A permutation is an array consisting of $n$ distinct integers from $1$ to $n$ in arbitrary order. For example, $[2,3,1,5,4]$ is a permutation, but $[1,2,2]$ is not a permutation ($2$ appears twice in the array) and $[1,3,4]$ is also not a permutation ($n=3$ but there is $4$ in the array).

Each test contains multiple test cases. The first line contains a single integer $t$ ($1 \le t \le 10^4$) — the number of test cases. Description of the test cases follows.
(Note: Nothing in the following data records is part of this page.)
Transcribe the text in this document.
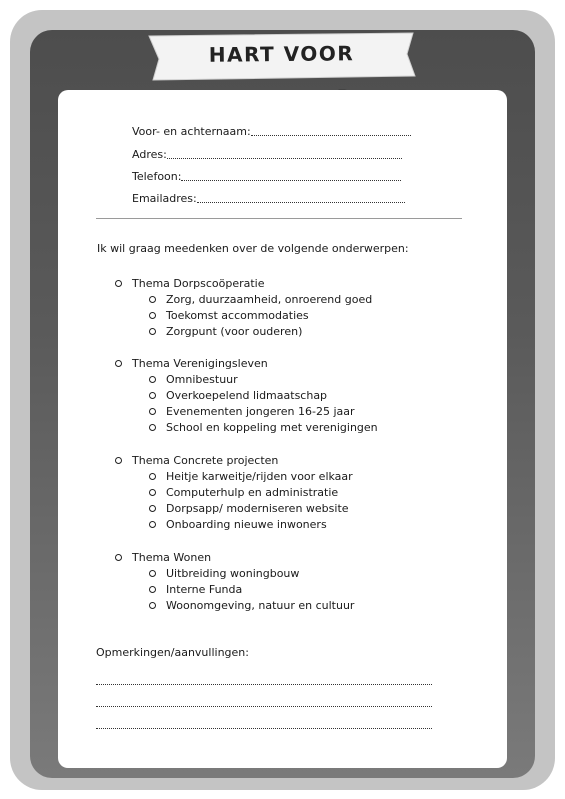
HART VOOR
Voor- en achternaam:
Adres:
Telefoon:
Emailadres:
Ik wil graag meedenken over de volgende onderwerpen:
Thema Dorpscoöperatie
Zorg, duurzaamheid, onroerend goed
Toekomst accommodaties
Zorgpunt (voor ouderen)
Thema Verenigingsleven
Omnibestuur
Overkoepelend lidmaatschap
Evenementen jongeren 16-25 jaar
School en koppeling met verenigingen
Thema Concrete projecten
Heitje karweitje/rijden voor elkaar
Computerhulp en administratie
Dorpsapp/ moderniseren website
Onboarding nieuwe inwoners
Thema Wonen
Uitbreiding woningbouw
Interne Funda
Woonomgeving, natuur en cultuur
Opmerkingen/aanvullingen:
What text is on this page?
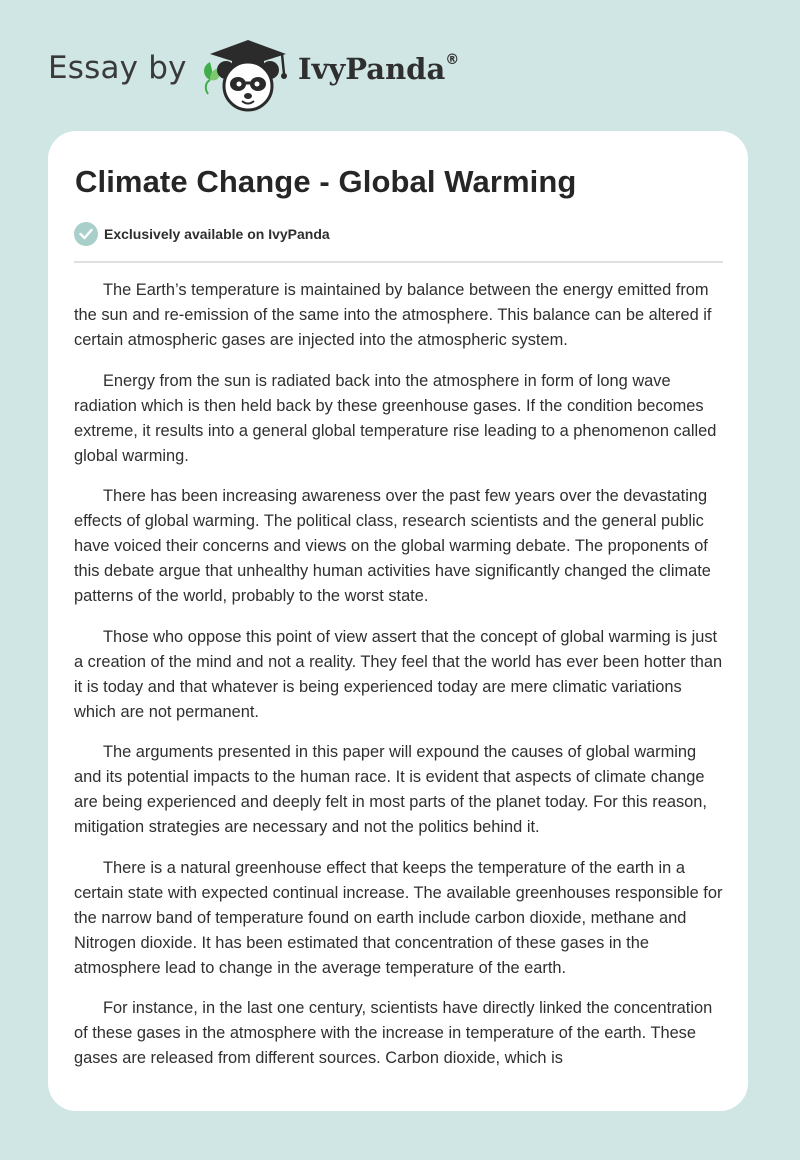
Essay by	IvyPanda®
Climate Change - Global Warming
Exclusively available on IvyPanda

The Earth’s temperature is maintained by balance between the energy emitted from the sun and re-emission of the same into the atmosphere. This balance can be altered if certain atmospheric gases are injected into the atmospheric system.

Energy from the sun is radiated back into the atmosphere in form of long wave radiation which is then held back by these greenhouse gases. If the condition becomes extreme, it results into a general global temperature rise leading to a phenomenon called global warming.

There has been increasing awareness over the past few years over the devastating effects of global warming. The political class, research scientists and the general public have voiced their concerns and views on the global warming debate. The proponents of this debate argue that unhealthy human activities have significantly changed the climate patterns of the world, probably to the worst state.

Those who oppose this point of view assert that the concept of global warming is just a creation of the mind and not a reality. They feel that the world has ever been hotter than it is today and that whatever is being experienced today are mere climatic variations which are not permanent.

The arguments presented in this paper will expound the causes of global warming and its potential impacts to the human race. It is evident that aspects of climate change are being experienced and deeply felt in most parts of the planet today. For this reason, mitigation strategies are necessary and not the politics behind it.

There is a natural greenhouse effect that keeps the temperature of the earth in a certain state with expected continual increase. The available greenhouses responsible for the narrow band of temperature found on earth include carbon dioxide, methane and Nitrogen dioxide. It has been estimated that concentration of these gases in the atmosphere lead to change in the average temperature of the earth.

For instance, in the last one century, scientists have directly linked the concentration of these gases in the atmosphere with the increase in temperature of the earth. These gases are released from different sources. Carbon dioxide, which is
The first line of each test case contains an integer $n$ ($1 \le n \le 10^5$).

The second line of each test case contains $n$ integers $a_1, a_2, \dots, a_n$. ($1 \le a_i \le 10^9$).

It is guaranteed that the sum of $n$ over all test cases does not exceed $2 \cdot 10^5$.

For each test case, output the minimum number of operations needed to make the array a permutation of integers $1$ to $n$, or $-1$ if it is impossible.

## Input

Each test contains multiple test cases. The first line contains a single integer $t$ ($1 \le t \le 10^4$) — the number of test cases. Description of the test cases follows.

The first line of each test case contains an integer $n$ ($1 \le n \le 10^5$).

The second line of each test case contains $n$ integers $a_1, a_2, \dots, a_n$. ($1 \le a_i \le 10^9$).

It is guaranteed that the sum of $n$ over all test cases does not exceed $2 \cdot 10^5$.

## Output

For each test case, output the minimum number of operations needed to make the array a permutation of integers $1$ to $n$, or $-1$ if it is impossible.

## Samples

```
4
2
1 7
3
1 5 4
4
12345678 87654321 20211218 23571113
9
1 2 3 4 18 19 5 6 7
```

```
1
-1
4
2
```

## Note

For the first test, the only possible sequence of operations which minimizes the number of operations is:

- Choose $i=2$, $x=5$. Perform $a_2 := a_2 \bmod 5 = 2$.

For the second test, it is impossible to obtain a permutation of integers from $1$ to $n$.